Eminenzen/ Excellenzen, Hochwürden
Hockewanzel
der Eulenspiegel im Priestergewande

Hockewanzel, der Eulenspiegel im Priestergewande ist ein Original, das im sudetendeutschen Raum seinesgleichen sucht. Er ist zwar kein Relikt unserer unmittelbaren heimatlichen Umgebung. Auch die Mundart, die in den Dialogen vorkommt ist nicht die unsere. Die heiteren Geschichten jedoch, die über ihn existieren, sind es wert, ihm hier eine eigene Seite zu widmen.
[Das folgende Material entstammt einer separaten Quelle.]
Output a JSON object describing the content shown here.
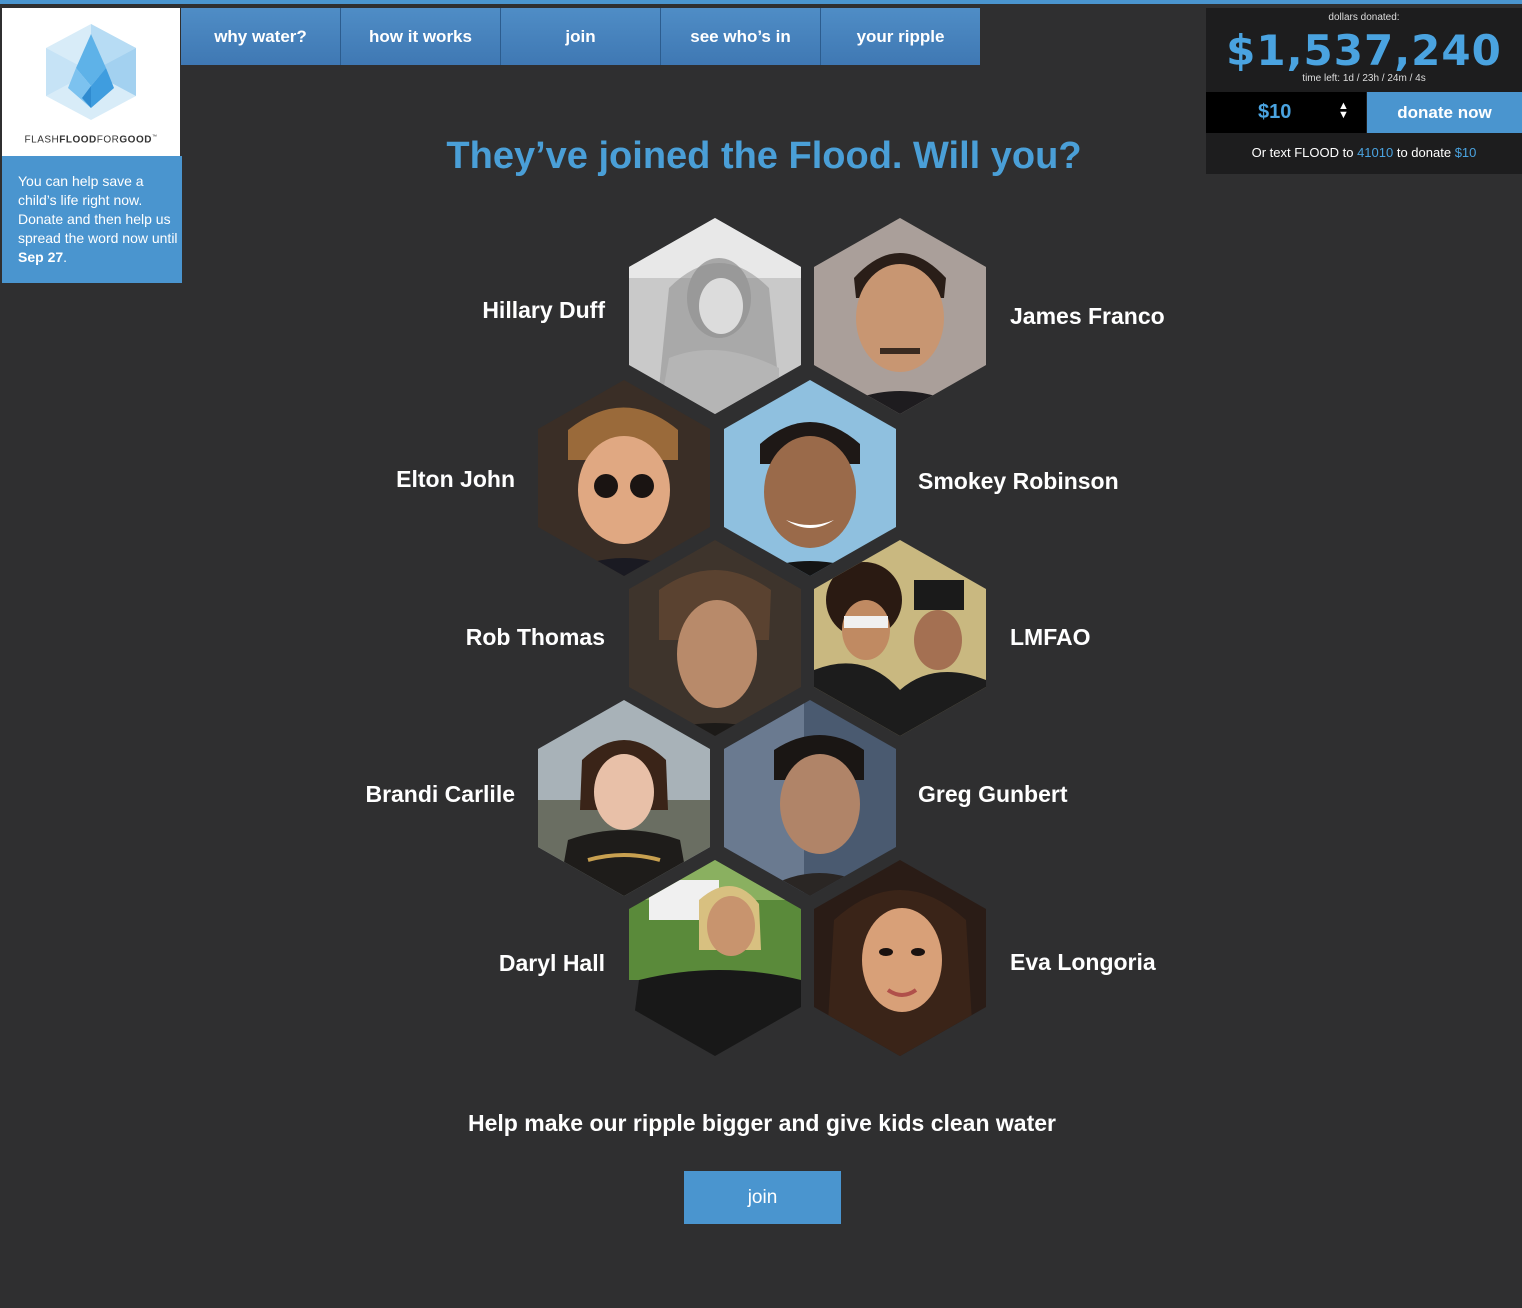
{
  "brand": {
    "logo_flash": "FLASH",
    "logo_flood": "FLOOD",
    "logo_for": "FOR",
    "logo_good": "GOOD",
    "tm": "™"
  },
  "intro": {
    "text": "You can help save a child’s life right now. Donate and then help us spread the word now until ",
    "date": "Sep 27",
    "end": "."
  },
  "nav": {
    "items": [
      "why water?",
      "how it works",
      "join",
      "see who’s in",
      "your ripple"
    ]
  },
  "donate": {
    "label": "dollars donated:",
    "amount": "$1,537,240",
    "time_left": "time left:  1d  /  23h  /  24m  /  4s",
    "selected_amount": "$10",
    "button": "donate now",
    "sms_prefix": "Or text FLOOD to ",
    "sms_number": "41010",
    "sms_mid": " to donate ",
    "sms_amount": "$10"
  },
  "headline": "They’ve joined the Flood. Will you?",
  "celebrities": [
    "Hillary Duff",
    "James Franco",
    "Elton John",
    "Smokey Robinson",
    "Rob Thomas",
    "LMFAO",
    "Brandi Carlile",
    "Greg Gunbert",
    "Daryl Hall",
    "Eva Longoria"
  ],
  "cta_text": "Help make our ripple bigger and give kids clean water",
  "cta_button": "join",
  "colors": {
    "background": "#2f2f30",
    "accent_blue": "#4a95cf",
    "headline_blue": "#4a9fd7",
    "panel_dark": "#1d1d1e"
  }
}
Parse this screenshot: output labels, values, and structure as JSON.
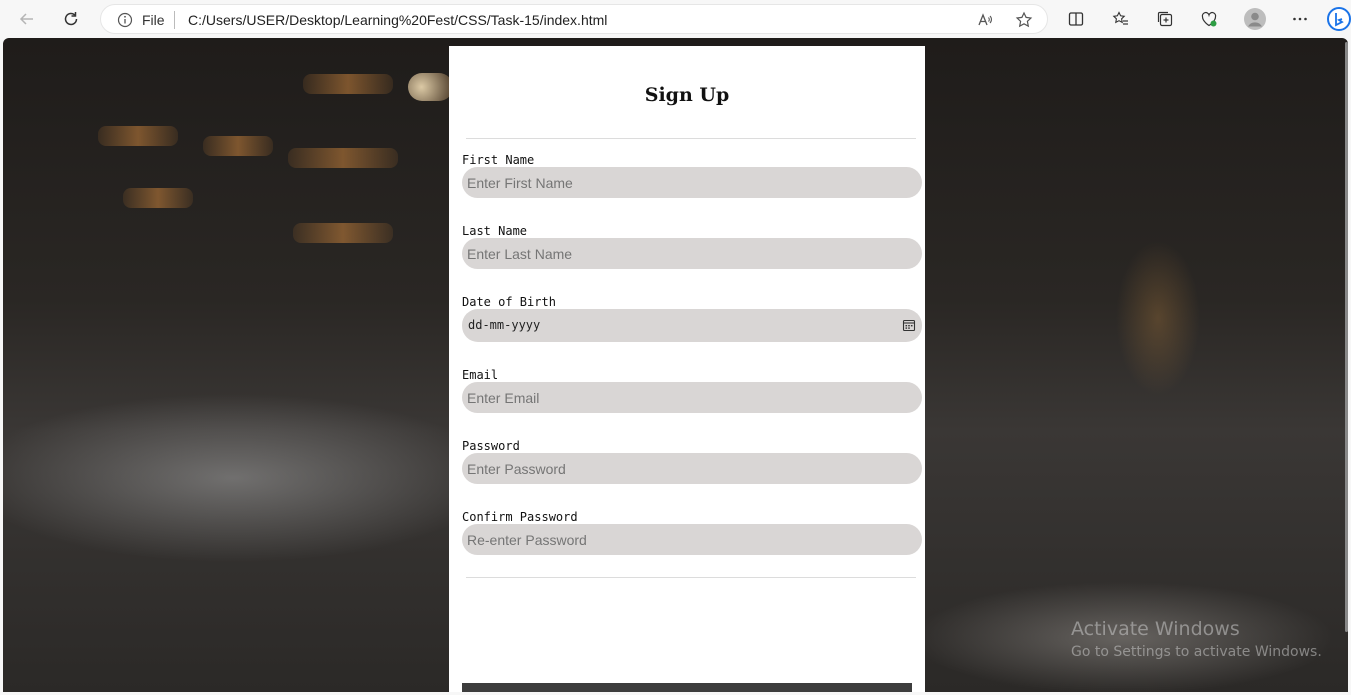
{
  "browser": {
    "address": {
      "scheme_label": "File",
      "url": "C:/Users/USER/Desktop/Learning%20Fest/CSS/Task-15/index.html"
    }
  },
  "form": {
    "title": "Sign Up",
    "fields": [
      {
        "label": "First Name",
        "placeholder": "Enter First Name",
        "type": "text"
      },
      {
        "label": "Last Name",
        "placeholder": "Enter Last Name",
        "type": "text"
      },
      {
        "label": "Date of Birth",
        "placeholder": "dd-mm-yyyy",
        "type": "date"
      },
      {
        "label": "Email",
        "placeholder": "Enter Email",
        "type": "email"
      },
      {
        "label": "Password",
        "placeholder": "Enter Password",
        "type": "password"
      },
      {
        "label": "Confirm Password",
        "placeholder": "Re-enter Password",
        "type": "password"
      }
    ]
  },
  "watermark": {
    "line1": "Activate Windows",
    "line2": "Go to Settings to activate Windows."
  }
}
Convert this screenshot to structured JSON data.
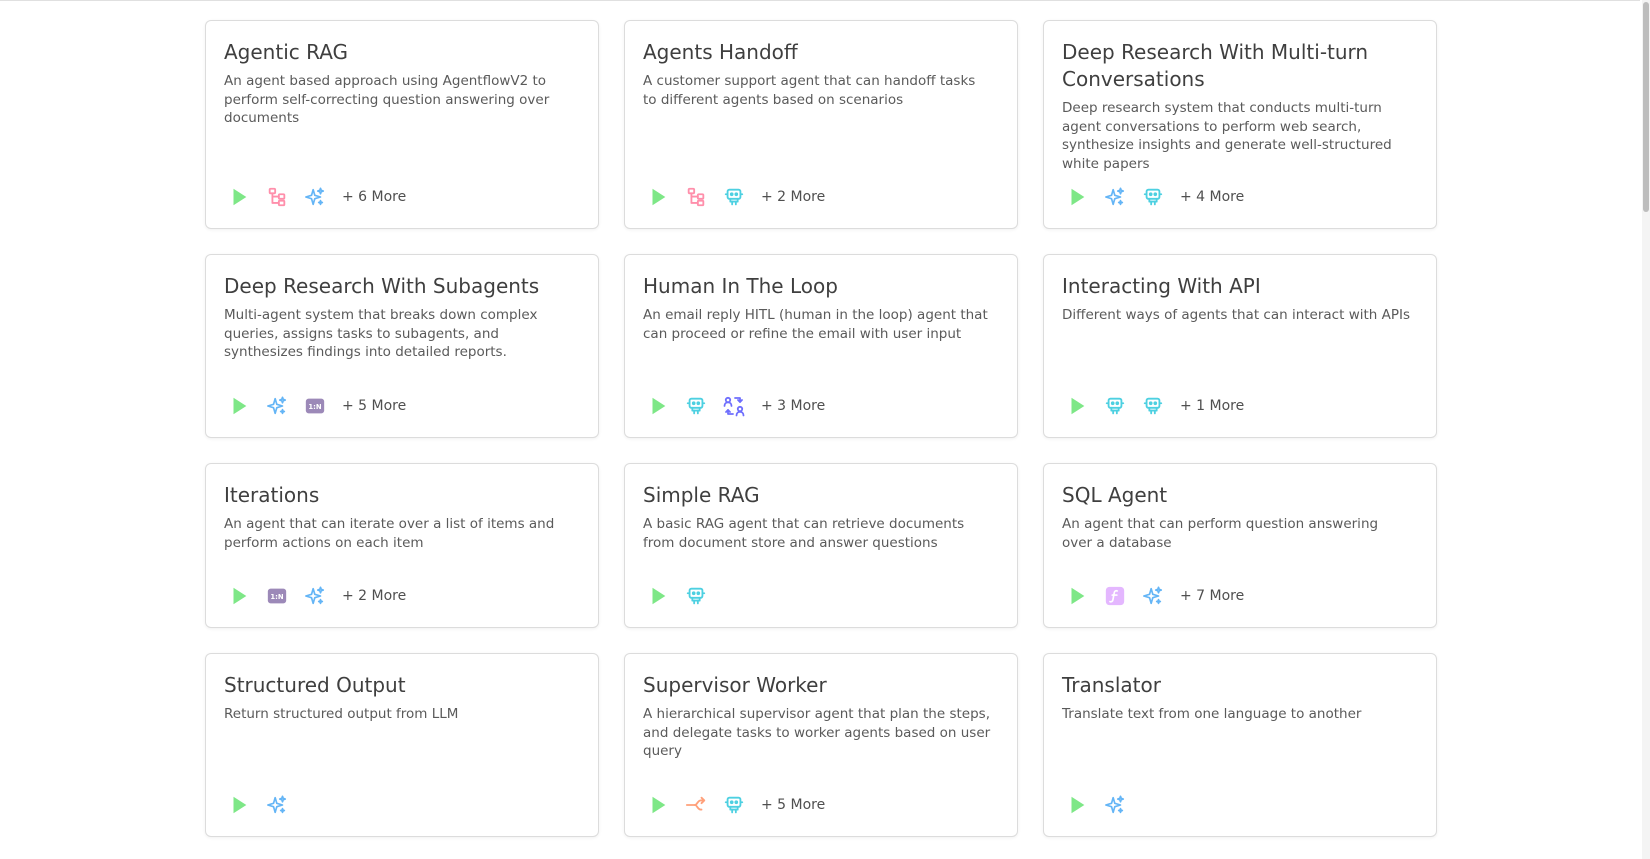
{
  "templates": [
    {
      "title": "Agentic RAG",
      "description": "An agent based approach using AgentflowV2 to perform self-correcting question answering over documents",
      "icons": [
        "start-icon",
        "condition-icon",
        "llm-icon"
      ],
      "more": "+ 6 More"
    },
    {
      "title": "Agents Handoff",
      "description": "A customer support agent that can handoff tasks to different agents based on scenarios",
      "icons": [
        "start-icon",
        "condition-icon",
        "agent-icon"
      ],
      "more": "+ 2 More"
    },
    {
      "title": "Deep Research With Multi-turn Conversations",
      "description": "Deep research system that conducts multi-turn agent conversations to perform web search, synthesize insights and generate well-structured white papers",
      "icons": [
        "start-icon",
        "llm-icon",
        "agent-icon"
      ],
      "more": "+ 4 More"
    },
    {
      "title": "Deep Research With Subagents",
      "description": "Multi-agent system that breaks down complex queries, assigns tasks to subagents, and synthesizes findings into detailed reports.",
      "icons": [
        "start-icon",
        "llm-icon",
        "iteration-icon"
      ],
      "more": "+ 5 More"
    },
    {
      "title": "Human In The Loop",
      "description": "An email reply HITL (human in the loop) agent that can proceed or refine the email with user input",
      "icons": [
        "start-icon",
        "agent-icon",
        "human-input-icon"
      ],
      "more": "+ 3 More"
    },
    {
      "title": "Interacting With API",
      "description": "Different ways of agents that can interact with APIs",
      "icons": [
        "start-icon",
        "agent-icon",
        "agent-icon"
      ],
      "more": "+ 1 More"
    },
    {
      "title": "Iterations",
      "description": "An agent that can iterate over a list of items and perform actions on each item",
      "icons": [
        "start-icon",
        "iteration-icon",
        "llm-icon"
      ],
      "more": "+ 2 More"
    },
    {
      "title": "Simple RAG",
      "description": "A basic RAG agent that can retrieve documents from document store and answer questions",
      "icons": [
        "start-icon",
        "agent-icon"
      ],
      "more": ""
    },
    {
      "title": "SQL Agent",
      "description": "An agent that can perform question answering over a database",
      "icons": [
        "start-icon",
        "custom-function-icon",
        "llm-icon"
      ],
      "more": "+ 7 More"
    },
    {
      "title": "Structured Output",
      "description": "Return structured output from LLM",
      "icons": [
        "start-icon",
        "llm-icon"
      ],
      "more": ""
    },
    {
      "title": "Supervisor Worker",
      "description": "A hierarchical supervisor agent that plan the steps, and delegate tasks to worker agents based on user query",
      "icons": [
        "start-icon",
        "loop-icon",
        "agent-icon"
      ],
      "more": "+ 5 More"
    },
    {
      "title": "Translator",
      "description": "Translate text from one language to another",
      "icons": [
        "start-icon",
        "llm-icon"
      ],
      "more": ""
    }
  ],
  "colors": {
    "start": "#7EE787",
    "condition": "#FF8FAB",
    "llm": "#64B5F6",
    "agent": "#4DD0E1",
    "iteration": "#9C89B8",
    "human_input": "#6E6EFD",
    "custom_function": "#E4B7FF",
    "loop": "#FFA07A"
  }
}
Zwei dieser Geschichten sollen hier nacherzählt werden.

Hockewanzel ward geboren am 8. Jänner 1732 zu Neustadl. In der Neustadler Mühle wuchs Wenzel unter der Obhut seiner Mutter auf. Im Jahre 1756 wurde Wenzel Hocke im Leitmeritzer Dom St. Stephan zum Priester geweiht. Er wirkte 13 Jahre an verschiedenen Orten als Kaplan. 1769 wurde er Pfarrer in Kleinbocken. Schließlich 1779 erhielt Hocke die Ernennung zum Erzdechanten von Politz.


      Mütze ohne Stecken

Hockewanzel durfte in seiner Eigenschaft als Erzdechant die Mitra, die Bischofsmütze, tragen. Etwas aber fehlte Hockewanzel noch, wenn er die Inful nach beendeter Feier wieder ins Futteral steckte: Der bischöfliche Krummstab. Er meinte immer: "Den Stecken müssen sie mir auch noch geben." Doch die hochwürdige geistliche Obrigkeit in Leitmeritz war trotz eifriger Bitten nicht dazu zu bewegen. Hockewanzel machte ein schriftliches Bittgesuch beim Konsistorium. Doch von da kam der Bescheid, daß das Gesuch abzulehnen sei. Hockewanzel möge nicht mehr in gleicher Sache nachzusuchen.
Wutentbrannt antwortete Hockewanzel:" Hochwürdiges Konsistorium ! Wenn ihr mir den Stecken nicht geben wollt, dann pfeif ich auch auf die Mütze! Wenzel Hocke Erzdechant."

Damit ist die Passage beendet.